Keduanya menempati posisi ketiga setelah shalat pada waktunya dan berbakti kepada orang tua sebagaimana riwayat Imam Bukhari berikut ini:
Artinya, “Perihal ini ini ada riwayat dari Ibnu Mas’ud. ‘Aku bertanya kepada Rasulullah, ‘Wahai utusan Allah, amal apakah paling utama?’ ‘Sembahyang pada waktunya,’ jawab Rasulullah SAW. ‘Lalu apa lagi?’ tanyaku. ‘Lalu berbakti kepada orang tua,’ jawabnya. ‘Kemudian apa?’ tanyaku. ‘jihad di jalan Allah,’ jawabnya. Lalu aku diam. Andaikan kutambah pertanyaan, niscaya ia akan menjawabnya,’” HR Bukhari.

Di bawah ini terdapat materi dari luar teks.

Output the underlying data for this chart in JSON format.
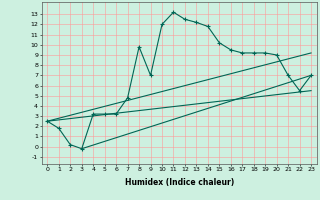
{
  "xlabel": "Humidex (Indice chaleur)",
  "bg_color": "#cdf0e0",
  "line_color": "#006655",
  "grid_color": "#ff9999",
  "xlim": [
    -0.5,
    23.5
  ],
  "ylim": [
    -1.7,
    14.2
  ],
  "xticks": [
    0,
    1,
    2,
    3,
    4,
    5,
    6,
    7,
    8,
    9,
    10,
    11,
    12,
    13,
    14,
    15,
    16,
    17,
    18,
    19,
    20,
    21,
    22,
    23
  ],
  "yticks": [
    -1,
    0,
    1,
    2,
    3,
    4,
    5,
    6,
    7,
    8,
    9,
    10,
    11,
    12,
    13
  ],
  "series1_x": [
    0,
    1,
    2,
    3,
    4,
    5,
    6,
    7,
    8,
    9,
    10,
    11,
    12,
    13,
    14,
    15,
    16,
    17,
    18,
    19,
    20,
    21,
    22,
    23
  ],
  "series1_y": [
    2.5,
    1.8,
    0.2,
    -0.2,
    3.2,
    3.2,
    3.2,
    4.8,
    9.8,
    7.0,
    12.0,
    13.2,
    12.5,
    12.2,
    11.8,
    10.2,
    9.5,
    9.2,
    9.2,
    9.2,
    9.0,
    7.0,
    5.5,
    7.0
  ],
  "series2_x": [
    0,
    23
  ],
  "series2_y": [
    2.5,
    9.2
  ],
  "series3_x": [
    3,
    23
  ],
  "series3_y": [
    -0.2,
    7.0
  ],
  "series4_x": [
    0,
    23
  ],
  "series4_y": [
    2.5,
    5.5
  ],
  "xlabel_fontsize": 5.5,
  "tick_fontsize": 4.5,
  "linewidth": 0.8,
  "marker_size": 2.5
}
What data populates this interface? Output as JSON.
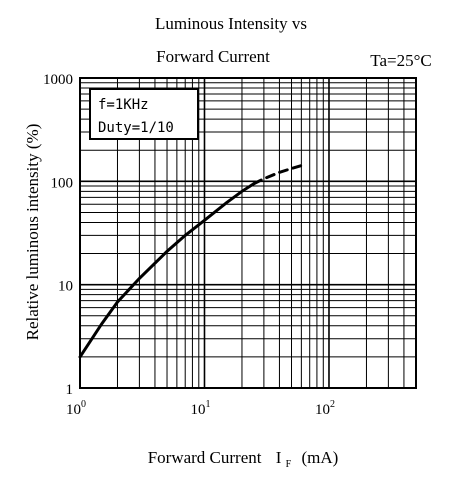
{
  "chart_data": {
    "type": "line",
    "title_line1": "Luminous Intensity vs",
    "title_line2": "Forward Current",
    "condition": "Ta=25°C",
    "xlabel": "Forward Current",
    "xlabel_symbol": "I",
    "xlabel_sub": "F",
    "xlabel_unit": "(mA)",
    "ylabel": "Relative luminous intensity (%)",
    "x_scale": "log",
    "y_scale": "log",
    "xlim": [
      1,
      500
    ],
    "ylim": [
      1,
      1000
    ],
    "x_ticks": [
      {
        "base": "10",
        "exp": "0"
      },
      {
        "base": "10",
        "exp": "1"
      },
      {
        "base": "10",
        "exp": "2"
      }
    ],
    "y_ticks": [
      "1000",
      "100",
      "10",
      "1"
    ],
    "grid": true,
    "legend_box": [
      "f=1KHz",
      "Duty=1/10"
    ],
    "series": [
      {
        "style": "solid",
        "x": [
          1,
          1.5,
          2,
          3,
          5,
          7,
          10,
          15,
          20,
          25
        ],
        "y": [
          2,
          4.2,
          6.8,
          11.5,
          21,
          30,
          42,
          62,
          80,
          95
        ]
      },
      {
        "style": "dashed",
        "x": [
          25,
          30,
          40,
          50,
          60
        ],
        "y": [
          95,
          106,
          122,
          133,
          142
        ]
      }
    ]
  }
}
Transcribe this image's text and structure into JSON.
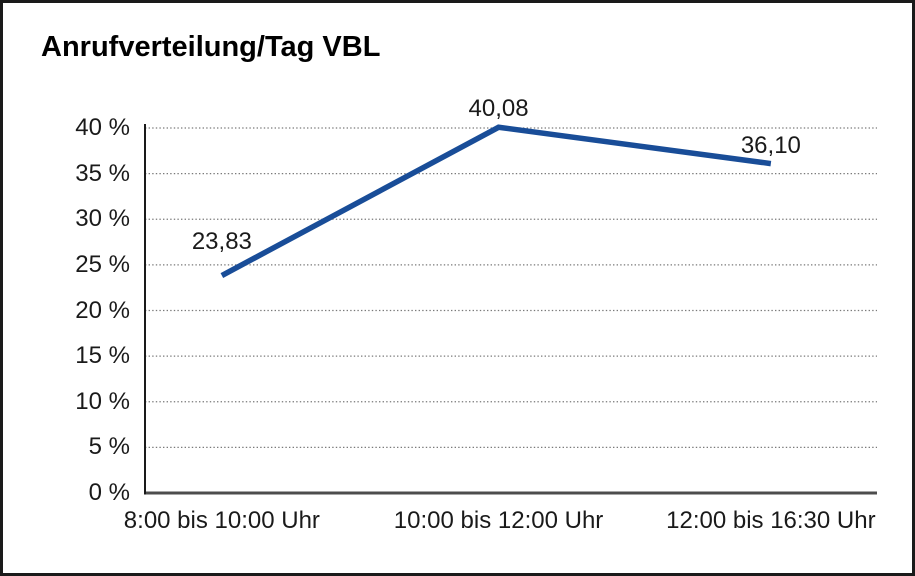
{
  "chart_data": {
    "type": "line",
    "title": "Anrufverteilung/Tag VBL",
    "categories": [
      "8:00 bis 10:00 Uhr",
      "10:00 bis 12:00 Uhr",
      "12:00 bis 16:30 Uhr"
    ],
    "values": [
      23.83,
      40.08,
      36.1
    ],
    "point_labels": [
      "23,83",
      "40,08",
      "36,10"
    ],
    "xlabel": "",
    "ylabel": "",
    "ylim": [
      0,
      40
    ],
    "ytick_step": 5,
    "ytick_labels": [
      "0 %",
      "5 %",
      "10 %",
      "15 %",
      "20 %",
      "25 %",
      "30 %",
      "35 %",
      "40 %"
    ],
    "grid": "horizontal-dotted",
    "legend": "none",
    "colors": {
      "line": "#194D98",
      "axis": "#1a1a1a",
      "baseline": "#4d4d4d",
      "grid": "#7a7a7a",
      "text": "#1a1a1a",
      "border": "#1a1a1a"
    }
  }
}
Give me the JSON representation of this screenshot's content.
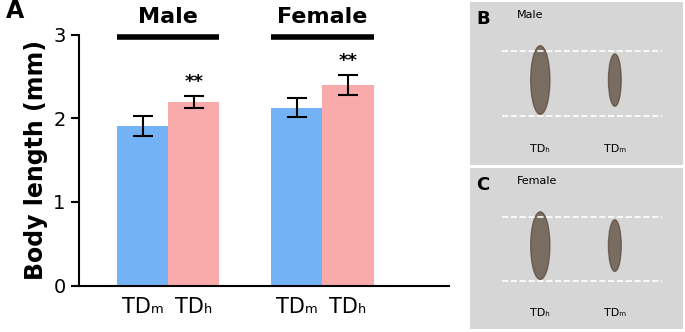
{
  "chart_data": {
    "type": "bar",
    "panel_label": "A",
    "y_label": "Body length (mm)",
    "categories": [
      "Male",
      "Female"
    ],
    "series": [
      {
        "name": "TDₘ",
        "color": "#73b3f5",
        "values": [
          1.91,
          2.13
        ],
        "errors": [
          0.12,
          0.11
        ]
      },
      {
        "name": "TDₕ",
        "color": "#f9aaaa",
        "values": [
          2.2,
          2.4
        ],
        "errors": [
          0.07,
          0.12
        ],
        "annotations": [
          "**",
          "**"
        ]
      }
    ],
    "ylim": [
      0,
      3
    ],
    "yticks": [
      0,
      1,
      2,
      3
    ],
    "grid": false
  },
  "photo_panels": [
    {
      "label": "B",
      "title": "Male",
      "items": [
        "TDₕ",
        "TDₘ"
      ]
    },
    {
      "label": "C",
      "title": "Female",
      "items": [
        "TDₕ",
        "TDₘ"
      ]
    }
  ]
}
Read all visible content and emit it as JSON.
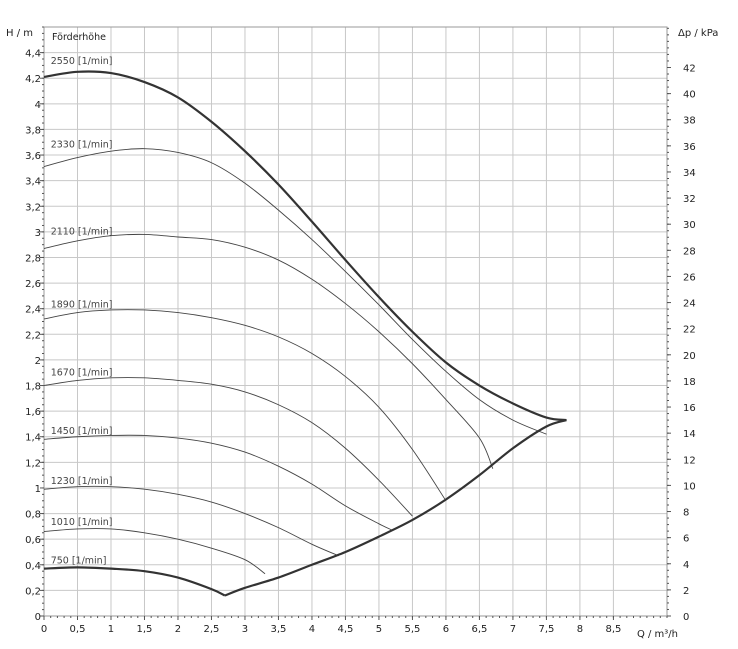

Rasulullah SAW menerangkan bahwa keutamaan jihad setara dengan ganjaran shalat dan puasa sepanjang waktu tanpa putus. Imam Bukhari juga meriwayatkan hadits berikut ini:
Artinya, “Perihal ini Abu Hurairah meriwayatkan, seseorang mendatangi Rasulullah SAW, lalu berkata, ‘Tunjukkan padaku sebuah amal yang setara keutamaan jihad?’ Rasulullah menjawab, ‘Aku tak menemukannya.’ Rasulullah melanjutkan, ‘Apakah ketika seorang pejuang keluar kau sanggup masuk ke masjid, lalu shalat tak berhenti dan berpuasa tanpa berbuka?’ ‘Siapakah yang sanggup melakukan itu?’ Abu Hurairah berkata, ‘Sungguh, kuda seorang mujahid yang terikat pada tali kekangnya akan dicatat sebagai kebaikan,’” (HR Bukhari).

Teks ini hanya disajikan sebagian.